Home / Horor / LAWON ABANG (Kafan Merah) / Puncak Sakit Hati

Share

Puncak Sakit Hati

Author: Filanditha
last update Last Updated: 2023-06-13 00:38:32

Mbah Karso membuka mata, kala merasakan sengatan di kulitnya yang keriput. Benar, mentari telah meninggi, sinarnya terasa menyengat dan membakar kulit. Setelah malam yang begitu melelahkan, tanpa terasa Mbah Karso ketiduran di atas gundukan tanah makam cucunya.

"Ngapain disitu, Mbah? Anak itu ndak akan hidup lagi, wis percuma di tangisi! Mending pulang dan lanjut tidur," seru seorang wanita yang tampaknya akan pergi ke sawah mengantarkan kiriman nasi. Mbah Karso memilih diam, tak tertarik untuk sekedar menyahuti.

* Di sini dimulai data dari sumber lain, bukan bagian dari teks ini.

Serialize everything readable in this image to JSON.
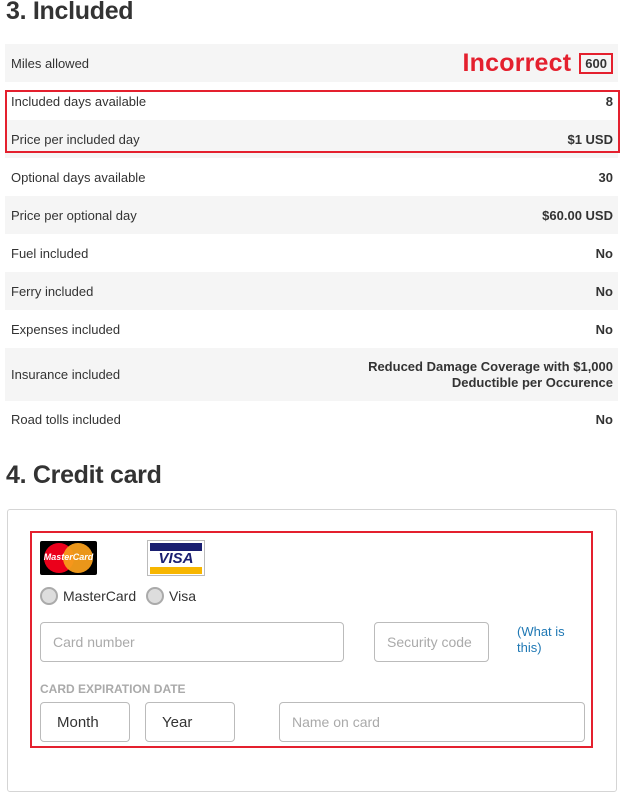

"Hah, sampean kok malah nangis sendirian? wis bagus dia mati, jadi warga desa ini bisa hidup dengan tentram, tanpa perlu takut ratu iblis itu bangkit melalui tubuh Mawar!" imbuh Bu Jamila tanpa peduli perasaan.

"Putuku bukan binatang! Seenaknya lambemu (mulutmu) ngomong mati! Aku ngerti, sampean benci Mawar, tapi ndak adakah sedikit saja simpati sampean buat dia yang sudah menyatu dengan tanah? Atau mungkin hati sampean memang wis mati?" umpat Mbah Karso dengan geramnya.

"Cih!!" Bu Jamila berdecih lantas melenggang pergi begitu saja tanpa ada rasa bersalah.

"Wadon (perempuan) kurang ajar!" Umpat Mbah Karso.

***

"Sudah dengar soal dia belum? kabarnya dia sudah mati," bisik-bisik mulai terdengar dari Ibu-ibu muda yang sedang menggerombol di depan rumah. Mereka asyik membicarakan orang lain sambil memanen telur kutu.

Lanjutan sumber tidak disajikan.